Da ich ja in dem Land der traditonellen Stangenreiterei lebe, möchte ich mal schnell Anchys Beitrag zum geläuterten Kandarenreiter voll und ganz unterschreiben. Meine beiden Spanier wurden vor dem Kauf durch mich ausschließlich mit Stange geritten. Resultat: Sie gingen in falscher Aufrichtung und keineswegs über den Rücken, wobei die Vorbesitzer ganz sicherlich keine schlechten Reiter waren. Nur: die Dehnungshaltung, für mich die Basis jeden Reitens, lässt sich meiner Erfahrung nach mit der Kandare nicht erzielen.
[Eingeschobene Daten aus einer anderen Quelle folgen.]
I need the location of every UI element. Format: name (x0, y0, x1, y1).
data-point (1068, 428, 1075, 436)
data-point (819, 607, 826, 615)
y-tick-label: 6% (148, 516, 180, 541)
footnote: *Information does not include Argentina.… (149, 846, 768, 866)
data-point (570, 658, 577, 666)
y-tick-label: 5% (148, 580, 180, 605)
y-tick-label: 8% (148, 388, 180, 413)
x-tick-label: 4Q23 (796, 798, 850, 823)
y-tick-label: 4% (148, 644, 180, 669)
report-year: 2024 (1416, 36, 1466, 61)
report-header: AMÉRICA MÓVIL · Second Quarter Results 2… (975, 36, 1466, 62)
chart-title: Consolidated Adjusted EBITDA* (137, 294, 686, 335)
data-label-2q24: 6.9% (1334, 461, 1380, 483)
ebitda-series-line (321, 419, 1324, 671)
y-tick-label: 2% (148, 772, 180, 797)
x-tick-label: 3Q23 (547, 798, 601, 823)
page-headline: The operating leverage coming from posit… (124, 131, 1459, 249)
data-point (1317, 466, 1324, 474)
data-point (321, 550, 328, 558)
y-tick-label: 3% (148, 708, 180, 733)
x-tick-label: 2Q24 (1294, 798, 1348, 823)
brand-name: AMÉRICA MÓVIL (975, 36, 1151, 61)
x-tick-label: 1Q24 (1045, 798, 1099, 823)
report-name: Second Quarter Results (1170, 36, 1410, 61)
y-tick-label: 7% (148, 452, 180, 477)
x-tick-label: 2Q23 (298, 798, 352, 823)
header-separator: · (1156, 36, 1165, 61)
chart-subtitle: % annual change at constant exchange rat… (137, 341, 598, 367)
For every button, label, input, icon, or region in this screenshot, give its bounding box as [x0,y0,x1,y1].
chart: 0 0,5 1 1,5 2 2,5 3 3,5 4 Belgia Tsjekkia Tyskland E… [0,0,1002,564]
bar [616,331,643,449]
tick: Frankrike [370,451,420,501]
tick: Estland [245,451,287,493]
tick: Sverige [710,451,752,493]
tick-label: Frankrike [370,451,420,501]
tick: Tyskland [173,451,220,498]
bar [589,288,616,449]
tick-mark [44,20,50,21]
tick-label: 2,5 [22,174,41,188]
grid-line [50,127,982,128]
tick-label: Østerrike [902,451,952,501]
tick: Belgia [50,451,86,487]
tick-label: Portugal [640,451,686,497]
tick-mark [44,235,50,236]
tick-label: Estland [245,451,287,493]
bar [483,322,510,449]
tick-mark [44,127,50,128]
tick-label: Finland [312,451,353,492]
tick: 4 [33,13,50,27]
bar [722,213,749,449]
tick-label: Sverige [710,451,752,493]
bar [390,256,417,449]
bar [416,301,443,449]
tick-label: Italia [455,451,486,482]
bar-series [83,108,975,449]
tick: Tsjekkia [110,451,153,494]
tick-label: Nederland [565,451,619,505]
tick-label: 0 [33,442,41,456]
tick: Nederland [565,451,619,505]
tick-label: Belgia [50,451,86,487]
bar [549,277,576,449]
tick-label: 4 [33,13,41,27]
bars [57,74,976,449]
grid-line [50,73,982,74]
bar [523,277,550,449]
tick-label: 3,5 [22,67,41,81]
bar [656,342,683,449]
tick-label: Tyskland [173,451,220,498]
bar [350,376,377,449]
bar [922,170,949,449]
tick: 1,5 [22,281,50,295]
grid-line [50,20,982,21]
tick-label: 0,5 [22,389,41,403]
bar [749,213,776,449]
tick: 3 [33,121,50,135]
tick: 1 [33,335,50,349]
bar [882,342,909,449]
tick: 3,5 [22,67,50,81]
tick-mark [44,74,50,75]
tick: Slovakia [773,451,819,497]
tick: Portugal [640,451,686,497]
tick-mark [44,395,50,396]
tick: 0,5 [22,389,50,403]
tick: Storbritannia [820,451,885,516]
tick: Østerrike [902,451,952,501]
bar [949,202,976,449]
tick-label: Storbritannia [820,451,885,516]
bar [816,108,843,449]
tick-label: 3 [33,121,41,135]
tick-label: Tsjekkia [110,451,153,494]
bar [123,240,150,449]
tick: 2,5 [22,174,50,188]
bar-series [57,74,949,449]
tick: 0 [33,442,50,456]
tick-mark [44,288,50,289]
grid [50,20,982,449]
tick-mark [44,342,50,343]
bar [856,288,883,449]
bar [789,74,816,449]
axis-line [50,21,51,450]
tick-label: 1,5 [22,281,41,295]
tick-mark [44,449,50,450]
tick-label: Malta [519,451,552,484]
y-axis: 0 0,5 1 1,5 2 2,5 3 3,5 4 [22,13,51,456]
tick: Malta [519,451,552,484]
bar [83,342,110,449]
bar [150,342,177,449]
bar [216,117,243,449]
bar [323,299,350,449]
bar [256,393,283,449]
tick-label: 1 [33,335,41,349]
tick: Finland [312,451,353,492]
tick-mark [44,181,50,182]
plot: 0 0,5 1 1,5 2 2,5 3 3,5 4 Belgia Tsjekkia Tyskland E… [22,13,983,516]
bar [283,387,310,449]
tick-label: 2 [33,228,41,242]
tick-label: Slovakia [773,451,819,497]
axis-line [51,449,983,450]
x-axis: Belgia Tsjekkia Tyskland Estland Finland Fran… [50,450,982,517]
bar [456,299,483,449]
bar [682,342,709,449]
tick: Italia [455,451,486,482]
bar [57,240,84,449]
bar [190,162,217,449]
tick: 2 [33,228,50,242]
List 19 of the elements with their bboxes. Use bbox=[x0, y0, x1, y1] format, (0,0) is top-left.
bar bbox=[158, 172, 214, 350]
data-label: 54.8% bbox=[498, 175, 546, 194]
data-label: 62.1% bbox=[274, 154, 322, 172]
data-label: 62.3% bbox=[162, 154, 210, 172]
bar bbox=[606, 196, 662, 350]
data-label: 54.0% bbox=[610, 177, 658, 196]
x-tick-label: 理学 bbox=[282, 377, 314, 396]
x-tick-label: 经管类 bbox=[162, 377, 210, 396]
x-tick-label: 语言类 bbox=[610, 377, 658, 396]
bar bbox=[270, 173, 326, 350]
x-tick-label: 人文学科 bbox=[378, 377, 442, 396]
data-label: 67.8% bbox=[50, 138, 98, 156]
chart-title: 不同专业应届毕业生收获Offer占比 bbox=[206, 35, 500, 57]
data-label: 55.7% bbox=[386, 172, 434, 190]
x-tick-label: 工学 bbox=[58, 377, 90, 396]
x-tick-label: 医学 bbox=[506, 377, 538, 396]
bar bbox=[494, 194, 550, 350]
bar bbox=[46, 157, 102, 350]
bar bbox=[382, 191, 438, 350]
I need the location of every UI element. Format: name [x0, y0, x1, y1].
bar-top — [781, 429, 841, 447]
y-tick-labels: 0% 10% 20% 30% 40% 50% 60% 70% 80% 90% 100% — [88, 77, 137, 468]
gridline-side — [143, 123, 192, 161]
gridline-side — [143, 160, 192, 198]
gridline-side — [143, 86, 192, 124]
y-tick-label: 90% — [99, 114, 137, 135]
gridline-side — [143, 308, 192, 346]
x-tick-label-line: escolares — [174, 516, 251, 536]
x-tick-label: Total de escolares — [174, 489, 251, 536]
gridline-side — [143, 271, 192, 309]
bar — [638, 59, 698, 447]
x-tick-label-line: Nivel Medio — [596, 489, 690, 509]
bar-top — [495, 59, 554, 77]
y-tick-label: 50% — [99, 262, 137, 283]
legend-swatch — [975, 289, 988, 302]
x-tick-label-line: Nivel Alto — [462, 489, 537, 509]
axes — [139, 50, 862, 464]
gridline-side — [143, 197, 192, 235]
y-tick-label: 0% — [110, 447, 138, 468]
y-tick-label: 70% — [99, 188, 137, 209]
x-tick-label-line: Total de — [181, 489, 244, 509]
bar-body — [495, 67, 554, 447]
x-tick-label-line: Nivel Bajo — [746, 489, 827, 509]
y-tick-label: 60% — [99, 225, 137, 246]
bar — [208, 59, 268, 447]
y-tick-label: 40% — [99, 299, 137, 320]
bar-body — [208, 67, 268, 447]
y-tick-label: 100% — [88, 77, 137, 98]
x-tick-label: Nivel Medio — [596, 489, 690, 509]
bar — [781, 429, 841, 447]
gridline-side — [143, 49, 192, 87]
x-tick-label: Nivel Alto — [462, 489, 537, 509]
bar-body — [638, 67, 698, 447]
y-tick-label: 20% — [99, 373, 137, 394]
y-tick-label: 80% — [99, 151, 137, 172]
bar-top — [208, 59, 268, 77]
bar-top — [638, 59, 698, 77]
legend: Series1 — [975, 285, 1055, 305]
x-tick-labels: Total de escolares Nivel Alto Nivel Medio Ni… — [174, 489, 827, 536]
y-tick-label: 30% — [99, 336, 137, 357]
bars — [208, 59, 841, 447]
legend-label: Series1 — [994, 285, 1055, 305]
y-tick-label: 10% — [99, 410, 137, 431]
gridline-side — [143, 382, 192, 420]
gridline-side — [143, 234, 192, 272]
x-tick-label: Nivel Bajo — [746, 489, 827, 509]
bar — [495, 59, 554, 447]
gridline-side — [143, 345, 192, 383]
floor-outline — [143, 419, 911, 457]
Und zur Zeit ist diese Dehnungshaltung, die ich immer wieder abrufen möchte, immer noch das zentrale Thema bei meinen Jungs.
Ergo habe ich beide umgestellt, den Wallach auf Baucher-Trense, den Hengst sogar von Stange auf einfach gebrochene auf doppelt gebrochene Trense. BEIDE Pferde akzeptieren die Trense nach einer gewissen Umgewöhnungszeit problemlos; für die tägliche Basisarbeit halte ich sie für unverzichtbar. Persönlich traue ich mir auch nicht zu, diese Basis mit der Stange zu erreiten.
Und genau da sehe auch ich extreme Defizite, bei den Stangenbefürwortern – ich habe bisher so gut wie kein Pferd gesehen, dass über JAHRE hinweg so solide ausgebildet wurde, dass der Wechsel zur Stange wirklich Sinn machte. Stattdessen redet man sich gern ein, dass Pferd ginge ja so hübsch…
Und man muss sich auch gar nichts vormachen. Natürlich wirkt eine Stange anders und auch schärfer als eine Trense. Das hat auch nicht im Mindesten etwas mit der sensiblen Handhabe zu tun, das hat etwas mit der unterschiedlichen Wirkungsweise der Gebisse zu tun. Wie hat es Patchy bei ihrem letzten Kurs hier so schön formuliert: "Die Pferde kennen den Tarif, wenn sie die Stange drin haben".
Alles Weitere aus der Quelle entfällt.